© Benjamin Cowburn, 2011

Over the summer I interviewed a number of scientists from different countries. The first of these interviews is with Bob Sluka, a marine conservation consultant and associate of the Faraday Institute from the US, now based in the UK and Kenya.

It’s amazing when you think that for most of human history, the only opportunity for people to see the majority of marine life was by pulling it up at the end of a line. Since the 1950s, when Jacques Cousteau and Emile Gagnan invented modern SCUBA, we have had an unprecedented opportunity to recognise the beauty in the ocean. I love scuba diving and I also enjoy science, so when I found out that I could get a degree in marine biology I thought, ‘this is fantastic!’ and became a coral reef fish ecologist.

During my PhD I studied grouper, which are fascinating fish. There are more than a hundred and sixty species globally, and a large percentage of them gather in a ‘spawning aggregation’, where they return to the same spot every year to breed en masse. A friend of mine did a tagging study, and one fish travelled over two hundred kilometres to spawn.

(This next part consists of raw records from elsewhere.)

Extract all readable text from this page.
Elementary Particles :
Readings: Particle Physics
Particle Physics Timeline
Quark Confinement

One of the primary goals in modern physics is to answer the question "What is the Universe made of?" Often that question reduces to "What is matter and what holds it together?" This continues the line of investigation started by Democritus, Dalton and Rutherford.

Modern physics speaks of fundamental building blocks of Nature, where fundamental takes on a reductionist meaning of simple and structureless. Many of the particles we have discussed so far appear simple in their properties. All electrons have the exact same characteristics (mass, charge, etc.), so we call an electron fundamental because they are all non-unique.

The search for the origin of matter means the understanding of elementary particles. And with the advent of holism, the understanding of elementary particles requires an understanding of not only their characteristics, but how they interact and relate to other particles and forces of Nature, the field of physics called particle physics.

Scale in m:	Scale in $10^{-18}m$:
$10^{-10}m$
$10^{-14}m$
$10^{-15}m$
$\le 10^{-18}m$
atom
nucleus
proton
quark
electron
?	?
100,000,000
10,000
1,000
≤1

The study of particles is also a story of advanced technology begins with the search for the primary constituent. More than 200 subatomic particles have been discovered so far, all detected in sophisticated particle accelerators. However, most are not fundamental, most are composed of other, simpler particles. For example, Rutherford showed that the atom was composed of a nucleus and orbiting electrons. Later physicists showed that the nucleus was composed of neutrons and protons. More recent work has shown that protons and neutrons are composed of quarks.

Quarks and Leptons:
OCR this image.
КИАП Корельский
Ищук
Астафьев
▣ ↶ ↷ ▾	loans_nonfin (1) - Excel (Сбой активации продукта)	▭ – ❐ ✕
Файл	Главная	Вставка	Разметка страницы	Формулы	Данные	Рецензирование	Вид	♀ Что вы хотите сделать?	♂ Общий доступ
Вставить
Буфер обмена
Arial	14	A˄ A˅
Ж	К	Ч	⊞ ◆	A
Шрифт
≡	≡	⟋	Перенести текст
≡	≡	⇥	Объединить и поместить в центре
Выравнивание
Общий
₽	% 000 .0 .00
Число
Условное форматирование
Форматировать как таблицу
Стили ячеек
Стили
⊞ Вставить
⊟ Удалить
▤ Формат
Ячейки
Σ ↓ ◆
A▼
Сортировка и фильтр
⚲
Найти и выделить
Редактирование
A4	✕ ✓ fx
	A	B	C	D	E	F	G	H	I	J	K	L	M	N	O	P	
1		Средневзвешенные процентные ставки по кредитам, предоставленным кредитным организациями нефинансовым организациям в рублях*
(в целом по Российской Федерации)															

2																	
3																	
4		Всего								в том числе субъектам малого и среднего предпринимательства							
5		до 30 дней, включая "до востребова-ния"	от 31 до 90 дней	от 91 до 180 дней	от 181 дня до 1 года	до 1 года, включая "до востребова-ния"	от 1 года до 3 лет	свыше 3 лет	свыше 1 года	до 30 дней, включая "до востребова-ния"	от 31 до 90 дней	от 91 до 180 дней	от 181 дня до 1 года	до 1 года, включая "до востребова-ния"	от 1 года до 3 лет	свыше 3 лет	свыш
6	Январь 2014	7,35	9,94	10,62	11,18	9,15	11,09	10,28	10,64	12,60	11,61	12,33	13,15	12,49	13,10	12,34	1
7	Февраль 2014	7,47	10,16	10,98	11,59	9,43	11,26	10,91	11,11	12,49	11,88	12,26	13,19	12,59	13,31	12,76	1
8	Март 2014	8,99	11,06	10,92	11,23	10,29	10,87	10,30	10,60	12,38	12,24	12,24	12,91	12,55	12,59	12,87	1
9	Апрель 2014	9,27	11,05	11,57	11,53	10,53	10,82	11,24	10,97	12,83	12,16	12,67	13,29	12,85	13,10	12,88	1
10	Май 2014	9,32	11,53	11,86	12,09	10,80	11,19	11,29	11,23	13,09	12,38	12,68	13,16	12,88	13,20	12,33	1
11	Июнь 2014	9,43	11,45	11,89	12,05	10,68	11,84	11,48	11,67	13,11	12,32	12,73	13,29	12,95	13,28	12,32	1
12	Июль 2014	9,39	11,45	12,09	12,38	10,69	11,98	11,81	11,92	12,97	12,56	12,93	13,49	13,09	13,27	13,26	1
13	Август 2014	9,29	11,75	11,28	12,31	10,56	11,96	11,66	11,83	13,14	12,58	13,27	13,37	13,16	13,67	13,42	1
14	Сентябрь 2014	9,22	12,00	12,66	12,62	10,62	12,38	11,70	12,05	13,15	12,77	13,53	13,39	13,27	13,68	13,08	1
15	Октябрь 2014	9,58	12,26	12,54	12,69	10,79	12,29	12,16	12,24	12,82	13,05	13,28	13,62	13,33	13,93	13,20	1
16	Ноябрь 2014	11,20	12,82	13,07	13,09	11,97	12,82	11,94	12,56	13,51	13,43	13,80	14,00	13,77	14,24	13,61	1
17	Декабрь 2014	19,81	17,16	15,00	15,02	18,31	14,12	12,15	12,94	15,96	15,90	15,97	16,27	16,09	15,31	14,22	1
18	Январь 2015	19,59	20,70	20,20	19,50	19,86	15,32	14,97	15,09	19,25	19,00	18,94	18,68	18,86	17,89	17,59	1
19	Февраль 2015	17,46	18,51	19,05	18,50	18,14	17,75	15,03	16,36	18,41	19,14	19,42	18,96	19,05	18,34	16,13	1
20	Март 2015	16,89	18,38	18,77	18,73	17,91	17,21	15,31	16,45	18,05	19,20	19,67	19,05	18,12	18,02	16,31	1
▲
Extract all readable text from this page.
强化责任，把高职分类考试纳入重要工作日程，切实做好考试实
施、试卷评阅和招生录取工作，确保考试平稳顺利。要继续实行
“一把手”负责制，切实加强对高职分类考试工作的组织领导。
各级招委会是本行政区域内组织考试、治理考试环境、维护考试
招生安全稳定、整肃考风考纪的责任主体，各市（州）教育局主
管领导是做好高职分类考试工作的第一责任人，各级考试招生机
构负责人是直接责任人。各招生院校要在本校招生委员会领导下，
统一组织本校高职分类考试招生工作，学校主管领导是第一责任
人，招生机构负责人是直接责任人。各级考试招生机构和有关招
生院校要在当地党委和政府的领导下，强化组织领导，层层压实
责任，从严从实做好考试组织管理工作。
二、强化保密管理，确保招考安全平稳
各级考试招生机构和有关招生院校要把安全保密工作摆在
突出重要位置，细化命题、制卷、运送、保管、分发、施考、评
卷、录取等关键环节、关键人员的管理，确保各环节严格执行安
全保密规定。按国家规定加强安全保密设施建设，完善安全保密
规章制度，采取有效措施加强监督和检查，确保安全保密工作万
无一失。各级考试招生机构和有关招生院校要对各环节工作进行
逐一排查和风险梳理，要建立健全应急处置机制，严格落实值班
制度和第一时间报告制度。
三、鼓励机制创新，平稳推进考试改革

The spawning behaviour of grouper makes them particularly prone to over fishing. In the Caribbean the Nassau Grouper used to be the most important fish, but it’s now commercially extinct in a number of places. People know that around the time of a full moon at certain times of year and in very specific locations, huge numbers of fish will come together. Essentially the whole reproducing population of one species of fish from hundreds of kilometres around come together in one place, so you can fish out a huge area in a couple of nights. There now laws in many areas of the world protecting aggregations.

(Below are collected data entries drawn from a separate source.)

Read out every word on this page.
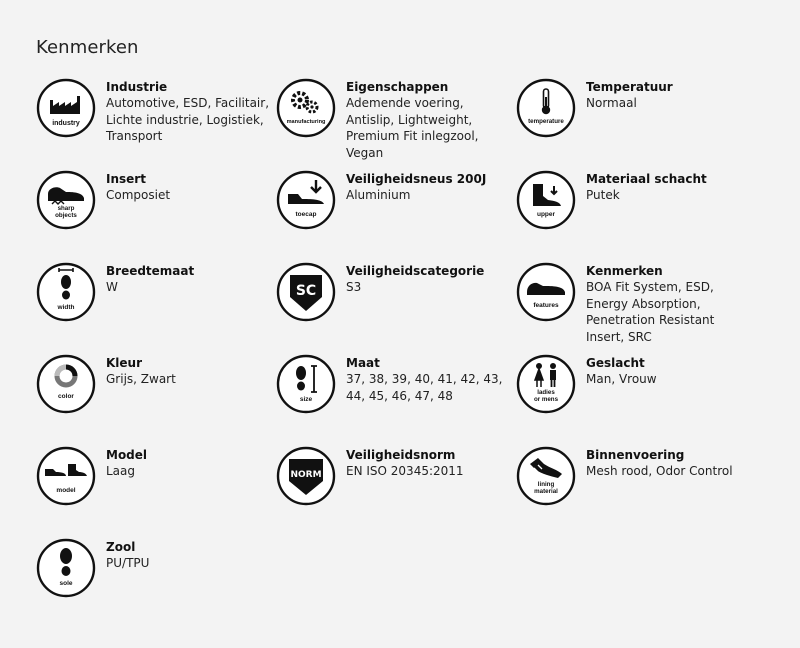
Kenmerken
industry
Industrie
Automotive, ESD, Facilitair, Lichte industrie, Logistiek, Transport
manufacturing
Eigenschappen
Ademende voering, Antislip, Lightweight, Premium Fit inlegzool, Vegan
temperature
Temperatuur
Normaal
sharp
objects
Insert
Composiet
toecap
Veiligheidsneus 200J
Aluminium
upper
Materiaal schacht
Putek
width
Breedtemaat
W	SC
Veiligheidscategorie
S3
features
Kenmerken
BOA Fit System, ESD, Energy Absorption, Penetration Resistant Insert, SRC
color
Kleur
Grijs, Zwart
size
Maat
37, 38, 39, 40, 41, 42, 43, 44, 45, 46, 47, 48	ladies
or mens
Geslacht
Man, Vrouw
model
Model
Laag	NORM
Veiligheidsnorm
EN ISO 20345:2011
lining
material
Binnenvoering
Mesh rood, Odor Control
sole
Zool
PU/TPU
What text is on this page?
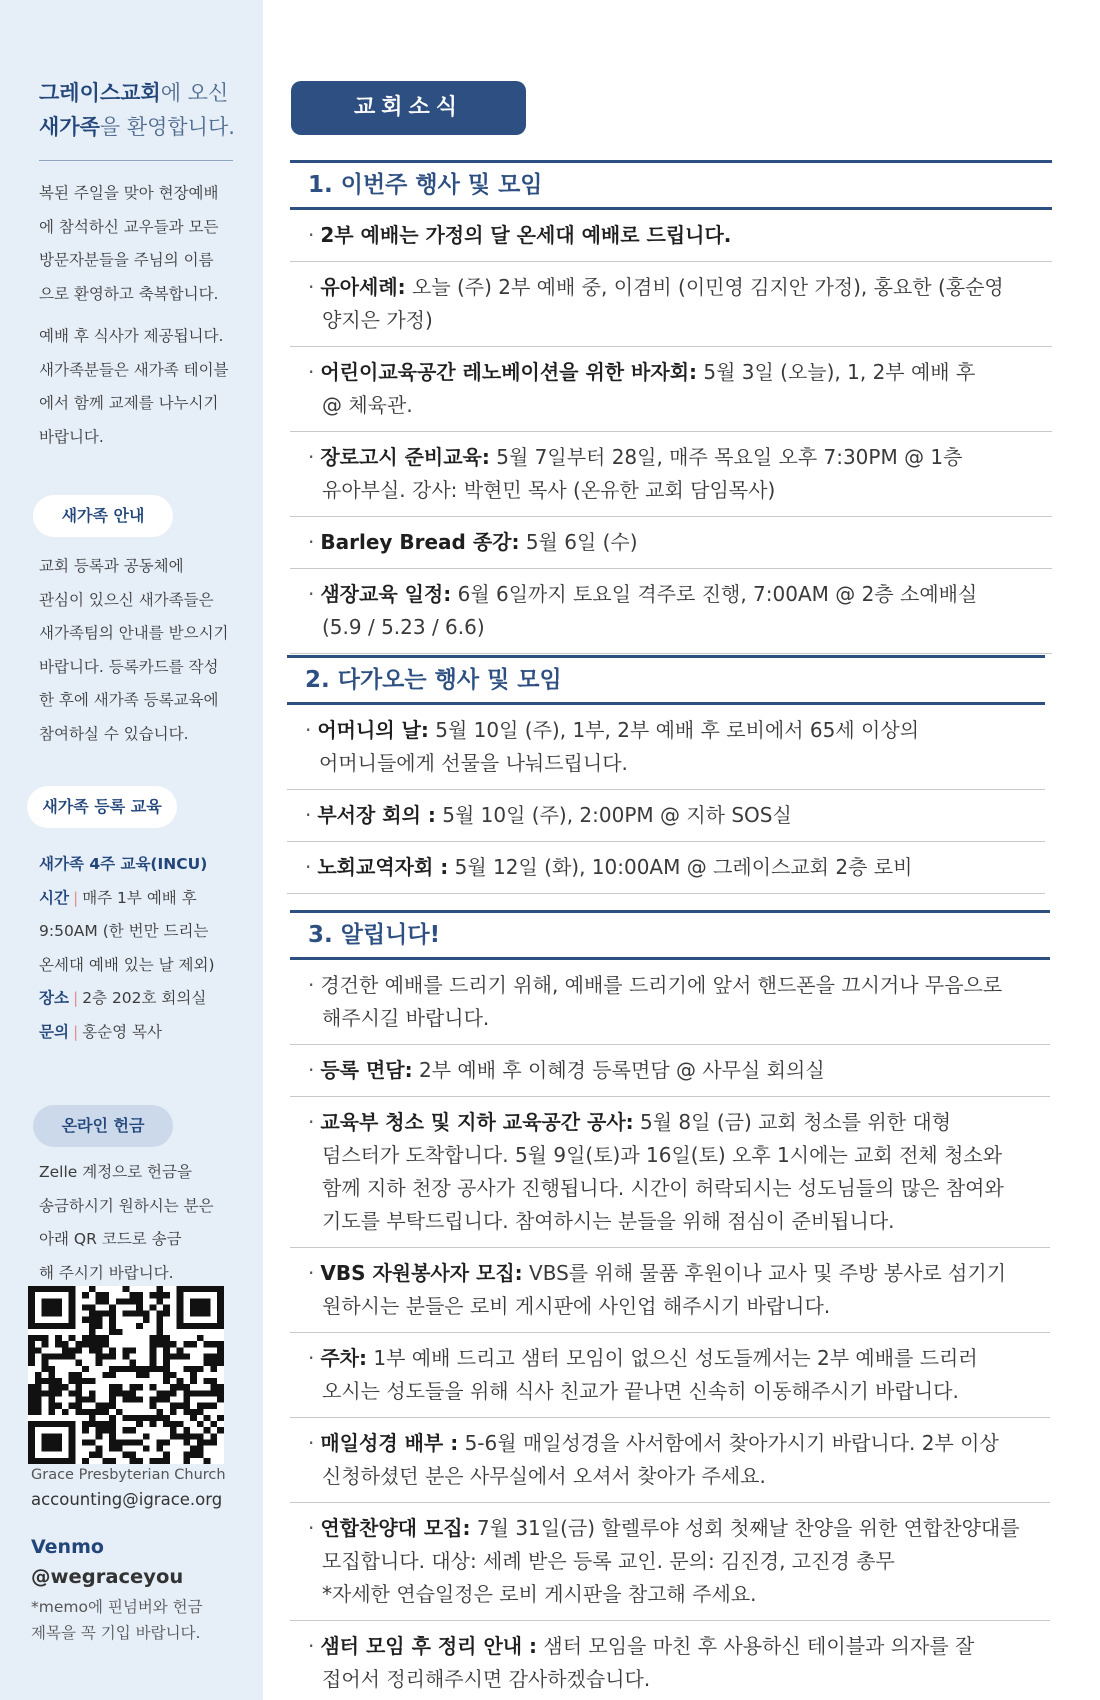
그레이스교회에 오신
새가족을 환영합니다.
복된 주일을 맞아 현장예배
에 참석하신 교우들과 모든
방문자분들을 주님의 이름
으로 환영하고 축복합니다.
예배 후 식사가 제공됩니다.
새가족분들은 새가족 테이블
에서 함께 교제를 나누시기
바랍니다.
새가족 안내
교회 등록과 공동체에
관심이 있으신 새가족들은
새가족팀의 안내를 받으시기
바랍니다. 등록카드를 작성
한 후에 새가족 등록교육에
참여하실 수 있습니다.
새가족 등록 교육
새가족 4주 교육(INCU)
시간 | 매주 1부 예배 후
9:50AM (한 번만 드리는
온세대 예배 있는 날 제외)
장소 | 2층 202호 회의실
문의 | 홍순영 목사
온라인 헌금
Zelle 계정으로 헌금을
송금하시기 원하시는 분은
아래 QR 코드로 송금
해 주시기 바랍니다.
Grace Presbyterian Church
accounting@igrace.org
Venmo
@wegraceyou
*memo에 핀넘버와 헌금
제목을 꼭 기입 바랍니다.
교회소식
1. 이번주 행사 및 모임
· 2부 예배는 가정의 달 온세대 예배로 드립니다.
· 유아세례: 오늘 (주) 2부 예배 중, 이겸비 (이민영 김지안 가정), 홍요한 (홍순영
양지은 가정)
· 어린이교육공간 레노베이션을 위한 바자회: 5월 3일 (오늘), 1, 2부 예배 후
@ 체육관.
· 장로고시 준비교육: 5월 7일부터 28일, 매주 목요일 오후 7:30PM @ 1층
유아부실. 강사: 박현민 목사 (온유한 교회 담임목사)
· Barley Bread 종강: 5월 6일 (수)
· 샘장교육 일정: 6월 6일까지 토요일 격주로 진행, 7:00AM @ 2층 소예배실
(5.9 / 5.23 / 6.6)
2. 다가오는 행사 및 모임
· 어머니의 날: 5월 10일 (주), 1부, 2부 예배 후 로비에서 65세 이상의
어머니들에게 선물을 나눠드립니다.
· 부서장 회의 : 5월 10일 (주), 2:00PM @ 지하 SOS실
· 노회교역자회 : 5월 12일 (화), 10:00AM @ 그레이스교회 2층 로비
3. 알립니다!
· 경건한 예배를 드리기 위해, 예배를 드리기에 앞서 핸드폰을 끄시거나 무음으로
해주시길 바랍니다.
· 등록 면담: 2부 예배 후 이혜경 등록면담 @ 사무실 회의실
· 교육부 청소 및 지하 교육공간 공사: 5월 8일 (금) 교회 청소를 위한 대형
덤스터가 도착합니다. 5월 9일(토)과 16일(토) 오후 1시에는 교회 전체 청소와
함께 지하 천장 공사가 진행됩니다. 시간이 허락되시는 성도님들의 많은 참여와
기도를 부탁드립니다. 참여하시는 분들을 위해 점심이 준비됩니다.
· VBS 자원봉사자 모집: VBS를 위해 물품 후원이나 교사 및 주방 봉사로 섬기기
원하시는 분들은 로비 게시판에 사인업 해주시기 바랍니다.
· 주차: 1부 예배 드리고 샘터 모임이 없으신 성도들께서는 2부 예배를 드리러
오시는 성도들을 위해 식사 친교가 끝나면 신속히 이동해주시기 바랍니다.
· 매일성경 배부 : 5-6월 매일성경을 사서함에서 찾아가시기 바랍니다. 2부 이상
신청하셨던 분은 사무실에서 오셔서 찾아가 주세요.
· 연합찬양대 모집: 7월 31일(금) 할렐루야 성회 첫째날 찬양을 위한 연합찬양대를
모집합니다. 대상: 세례 받은 등록 교인. 문의: 김진경, 고진경 총무
*자세한 연습일정은 로비 게시판을 참고해 주세요.
· 샘터 모임 후 정리 안내 : 샘터 모임을 마친 후 사용하신 테이블과 의자를 잘
접어서 정리해주시면 감사하겠습니다.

A large part of the reason why I chose to study marine biology, and why I still enjoy it now, is the sense of awe and wonder that I get when I study the ocean. One particular experience illustrates that in a very dramatic way.

As a PhD student I did a lot of scuba diving in the Bahamas. One of the areas we studied was a marine reserve in a beautiful little island chain called the Exuma Cays. Part of my research was to study whether this marine park was doing what it was supposed to be doing: was there any difference in the number of fish inside versus outside the park? In Exuma Cays the water is only about a hundred feet deep and crystal clear, so we could almost count the fish from the top of the boat. One day our job was to go out into deeper water and count the fish there. We swam through the reef to the edge where it drops straight down into a two thousand metre trench called the tongue of the ocean. Swimming off the reef felt like going over the edge of a cliff. We stayed there, hanging out in open water looking at the wall and trying to count fish.

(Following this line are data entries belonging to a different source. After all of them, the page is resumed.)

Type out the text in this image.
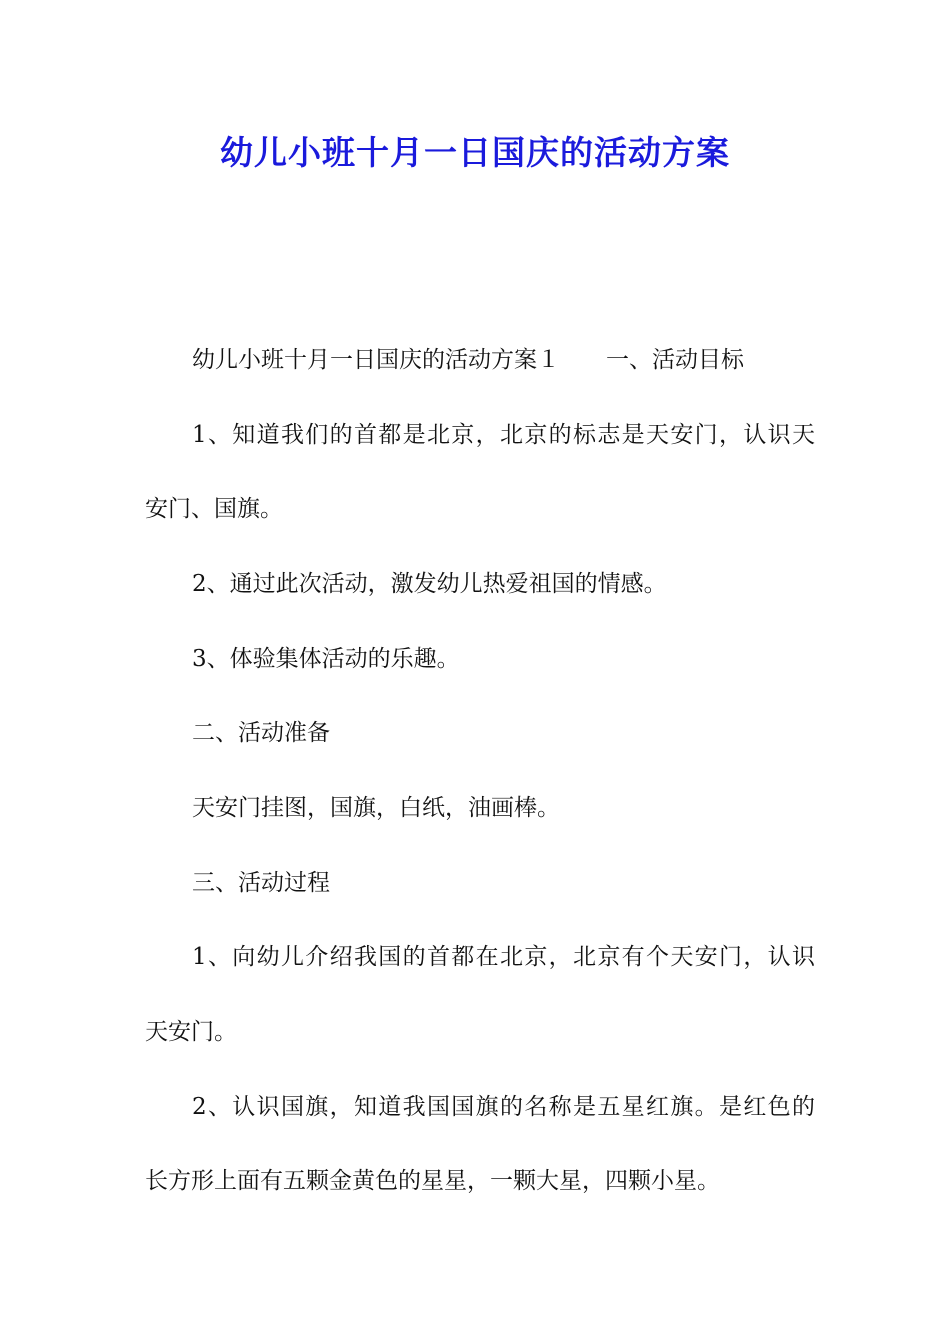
幼儿小班十月一日国庆的活动方案

幼儿小班十月一日国庆的活动方案１ 一、活动目标

1、知道我们的首都是北京，北京的标志是天安门，认识天

安门、国旗。

2、通过此次活动，激发幼儿热爱祖国的情感。

3、体验集体活动的乐趣。

二、活动准备

天安门挂图，国旗，白纸，油画棒。

三、活动过程

1、向幼儿介绍我国的首都在北京，北京有个天安门，认识

天安门。

2、认识国旗，知道我国国旗的名称是五星红旗。是红色的

长方形上面有五颗金黄色的星星，一颗大星，四颗小星。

When you’re out in deep water, it’s dark. So you’re looking over your shoulder every once in a while, and then you glance down and get that feeling… One time I looked down and there was a shape moving way below. I couldn’t really see what it was, so I kept an eye on it. I looked down again and noticed it was getting bigger and bigger. Suddenly something swam past me with the force of a jet. I looked up and right there was a huge barracuda. It was staring at me with its big eyes and big teeth. At first I was afraid because my dive buddy was a long way away, but then my training kicked in and I remembered that these guys don’t normally bite. My fear turned into awe, and I was able to enjoy sitting out in the ocean looking eye to eye with this beautiful creature. I thought, ‘This is something that I want to protect. This is something I enjoy, and it’s worth spending my time caring for it’.

For the people I know who get to do fieldwork and discover new species, what’s driving a lot of them is a sense of awe and wonder, and they feel privileged to be in that position. A friend of mine who studies frogs is always posting photographs on Facebook saying, ‘Look at this amazing frog!’ I think this beauty and wonder is a pointer from creation to something else. One of my friends from university studies alligators, and has his own show on the National Geographic channel. In all of his work there is a sense of ‘Wow, this is awesome!’ I think the same thing, and that directs me to a bigger reality.